Adapted from Skinnytaste
We used homemade Ranch dressing on our wraps and on our side salad. Have you ever had homemade Ranch dressing? I mean real, legit, homemade Ranch dressing? Not out of a packet, add mayonnaise Ranch dressing. The real deal. There is no comparison. If you haven’t tried it, go now.
¾ cup mayonnaise
¾ cup nonfat Greek yogurt
1 tbsp. olive oil
1 ½ tbsp. lemon juice
¼-1 cup buttermilk (We used the full cup)
1 tbsp. freeze dried chives (Fresh is best)
1 tbsp. dried parsley flakes (Fresh is best)
1 clove garlic, chopped
½ tsp. kosher salt
Freshly ground black pepper
- Combine all of the ingredients in a blender or food processor starting with ¼ cup of the buttermilk and blend for 15 seconds.

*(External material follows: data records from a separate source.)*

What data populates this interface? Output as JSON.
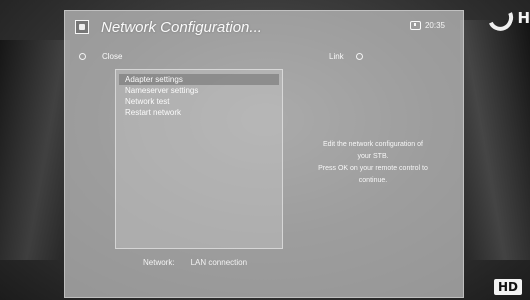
{
  "window": {
    "title": "Network Configuration...",
    "time": "20:35"
  },
  "actions": {
    "close_label": "Close",
    "link_label": "Link"
  },
  "menu": {
    "items": [
      {
        "label": "Adapter settings"
      },
      {
        "label": "Nameserver settings"
      },
      {
        "label": "Network test"
      },
      {
        "label": "Restart network"
      }
    ],
    "selected_index": 0
  },
  "help_text": {
    "line1": "Edit the network configuration of",
    "line2": "your STB.",
    "line3": "Press OK on your remote control to",
    "line4": "continue."
  },
  "status": {
    "label": "Network:",
    "value": "LAN connection"
  },
  "overlay": {
    "hd_badge": "HD",
    "channel_logo_letter": "H"
  }
}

Note: Don’t forget the chives container doesn’t have a shaker top and pour half a cup into the dressing, only to have to scoop out the excess with your hands. Hence, the fresh is best note.
- Check the consistency and taste and blend in more buttermilk and adjust seasonings as desired.
- Store in an airtight container in the refrigerator. We keep ours for about a week, but mayonnaise makes us nervous.
Disclaimer: The photo is horrible. It was dark. It was a long night. Things happened. It’s our first blog post. Be kind.